В романе это увертюра к гуманитарной катастрофе безумия художника и страны, где воцаряется Гитлер, и в общем-то довольно прозрачная отсылка к натурфилософским занятиям Гете, образ которого, естественно, важен для "Доктора Фаустуса". Не знаю, может быть, дело в юношеской впечатлительности, но я постоянно вспоминал этот фрагмент, пока осматривал экспозицию. Прав Томас Манн. Какой-то непристойный морок природы. Дело не в том, что там в коллекции есть образец манганита из Тюрингии, купленный у Гете. Дело в том, что это очень специальная по происхождению коллекция.
В 1937 году в Москве проходил первый конгресс геологов.

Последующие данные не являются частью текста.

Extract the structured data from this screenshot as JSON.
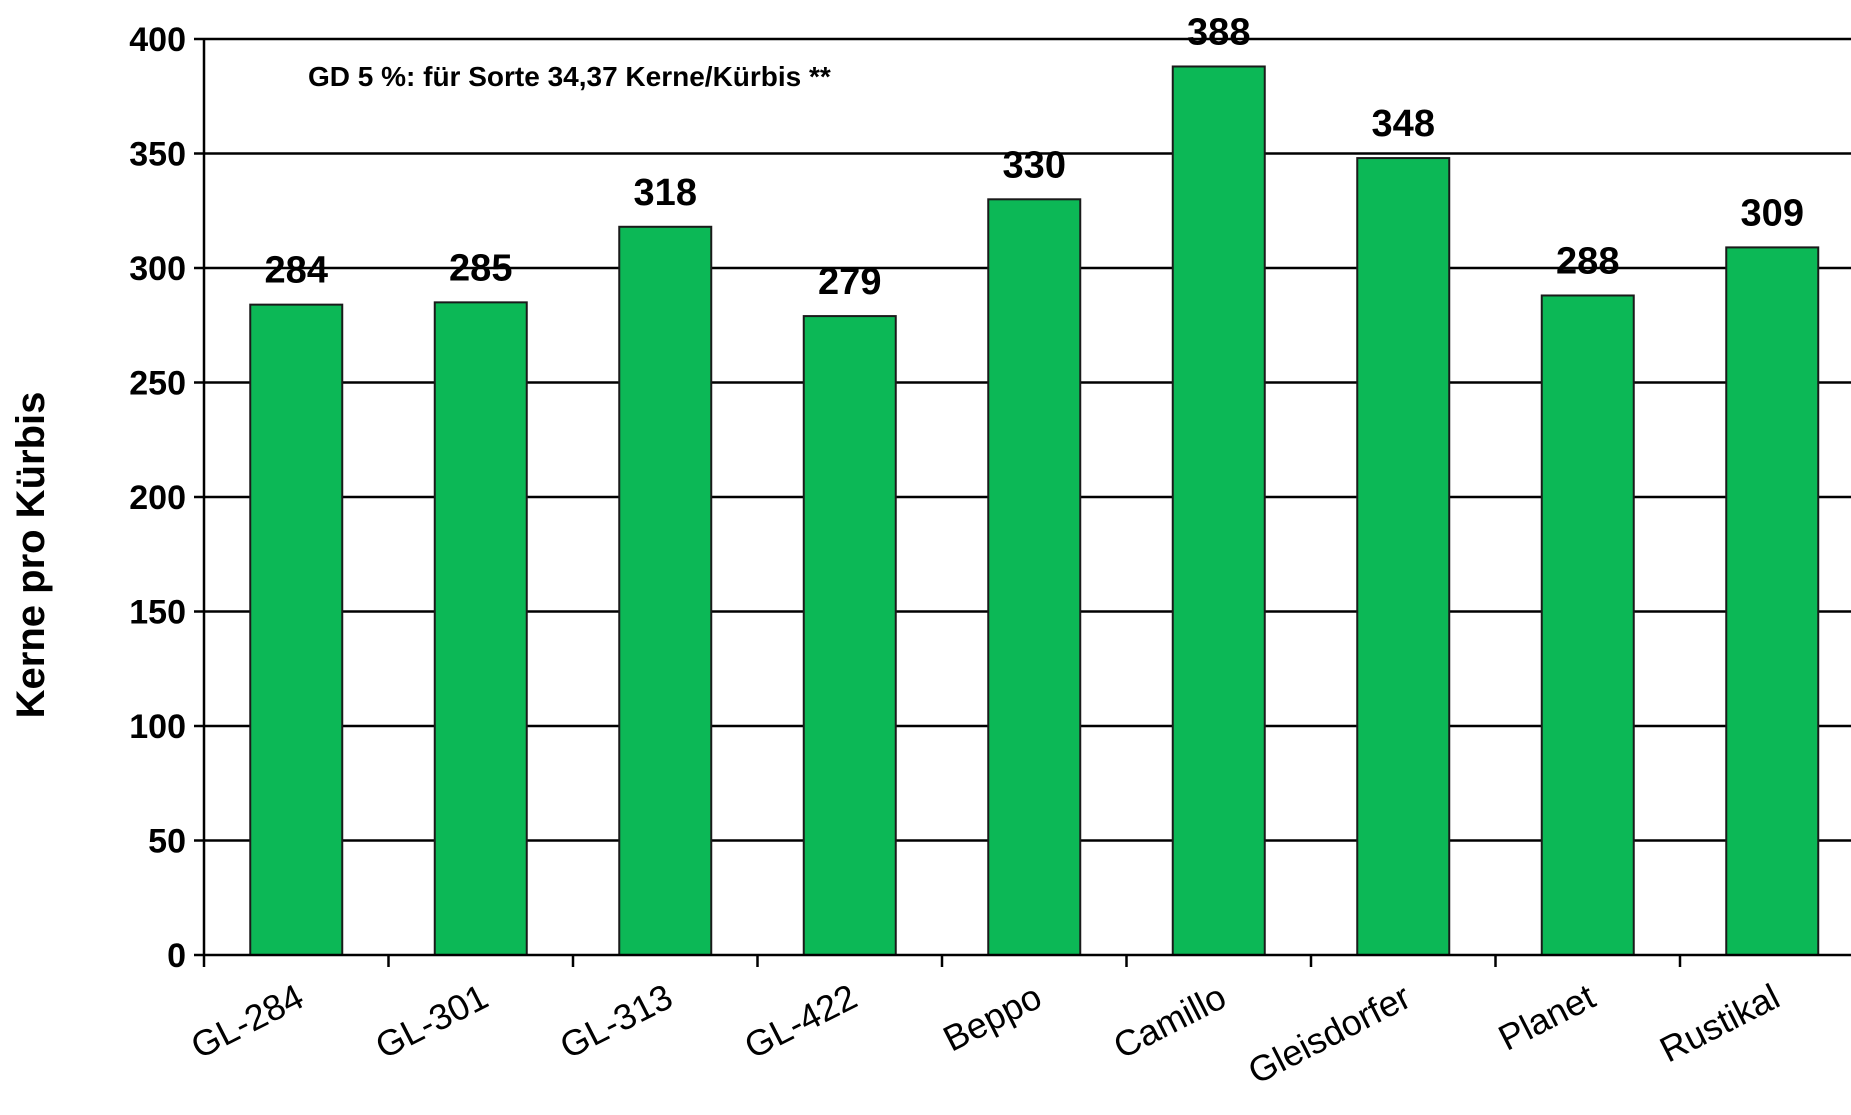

Этот музей в 1934-м забрали из Петербурга, отдали ему здание манежа графа Орлова в Нескучном саду и поставили задачу создать экспозицию к конгрессу. Музей в этот момент резко пополнился образцами пород из месторождений, названия которых совпадают с картой ГУЛАГа. Манеж — это пространство в 1200 кв. м, и зрелище бесконечных минералов, которые как-то растут, строятся, поедают друг друга, маскируются друг под друга, зрелище нагло разъятых внутренностей и мумифицированных окаменелостей — бурное цветение нежити. Михаил Евгеньевич Генералов на мой вопрос, чем этот музей отличается от геологического имени Вернадского, сказал: "Главное — это музей императорский". Да, только император особый. Экспозиция — это сталинская выставка 1937 года. Мне кажется, зрелище этой бурной окаменелой жизни как-то поэтически соответствует вымороченности даты. Настроение тут — что-то среднее между "Плотью живой он в живую могилу уходит" Лукреция Кара и "Отрадно спать, отрадней камнем стать" Микеланджело. Минеральная жизнь, к которой не то чтобы очень хочется присоединиться, но которая собирается тебя присоединить.